Delivery robots from Coco and Serve Robotics are clogging sidewalks, causing pedestrian hazards, and prompting city moratoriums in Glendale and Long Beach.
Key Takeaways
Glendale banned delivery robots temporarily; Chicago, Toronto, and San Francisco have instituted fuller bans while cities draft regulatory frameworks.
Coco and Serve Robotics use LiDAR-guided autonomous navigation but still require human intervention when stuck, damaged, or vandalized.
Two Coco bots deadlocked on a narrow sidewalk forced pedestrians into the street, illustrating real collision and mobility hazards.
Coco launched a larger next-gen Coco 2 model, signaling fleet scaling despite ongoing regulatory and public backlash.
Labor displacement is the sharpest systemic concern: gig delivery drivers are the most exposed workforce as autonomy improves.
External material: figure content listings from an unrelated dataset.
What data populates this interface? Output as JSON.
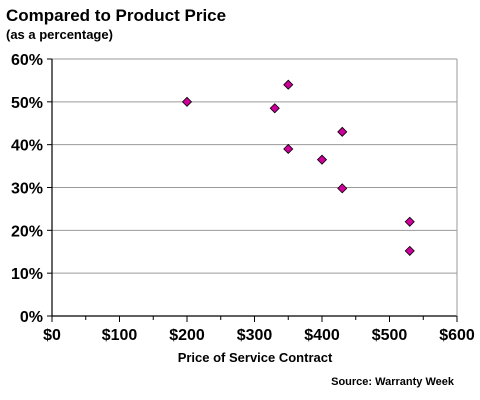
{
  "colors": {
    "point_fill": "#cc0099",
    "point_stroke": "#000000",
    "gridline": "#9a9a9a",
    "axis": "#000000",
    "plot_background": "#ffffff"
  },
  "chart_data": {
    "type": "scatter",
    "title": "Compared to Product Price",
    "subtitle": "(as a percentage)",
    "xlabel": "Price of Service Contract",
    "ylabel": "",
    "source": "Source: Warranty Week",
    "xlim": [
      0,
      600
    ],
    "ylim": [
      0,
      60
    ],
    "x_ticks": [
      0,
      100,
      200,
      300,
      400,
      500,
      600
    ],
    "y_ticks": [
      0,
      10,
      20,
      30,
      40,
      50,
      60
    ],
    "x_tick_labels": [
      "$0",
      "$100",
      "$200",
      "$300",
      "$400",
      "$500",
      "$600"
    ],
    "y_tick_labels": [
      "0%",
      "10%",
      "20%",
      "30%",
      "40%",
      "50%",
      "60%"
    ],
    "grid": {
      "horizontal": true,
      "vertical": false
    },
    "legend": "none",
    "marker": "diamond",
    "points": [
      {
        "x": 200,
        "y": 50
      },
      {
        "x": 330,
        "y": 48.5
      },
      {
        "x": 350,
        "y": 54
      },
      {
        "x": 350,
        "y": 39
      },
      {
        "x": 400,
        "y": 36.5
      },
      {
        "x": 430,
        "y": 43
      },
      {
        "x": 430,
        "y": 29.8
      },
      {
        "x": 530,
        "y": 22
      },
      {
        "x": 530,
        "y": 15.2
      }
    ]
  }
}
Hacker News Comment Review
Commenters report visceral, unexplained dislike of the robots, distinct from articulated policy objections like sidewalk legality or job displacement.
The instinctive reaction, noted even by people who acknowledge rational post-hoc reasons, suggests robot design and public-space presence trigger social friction that operators have not solved.
Notable Comments
@dominotw: “I just seem to hate them and i cant really explain why” – reports Chicago-wide antipathy citing surveillance cameras, illegal sidewalk use, and driver harm as rationalizations after the fact.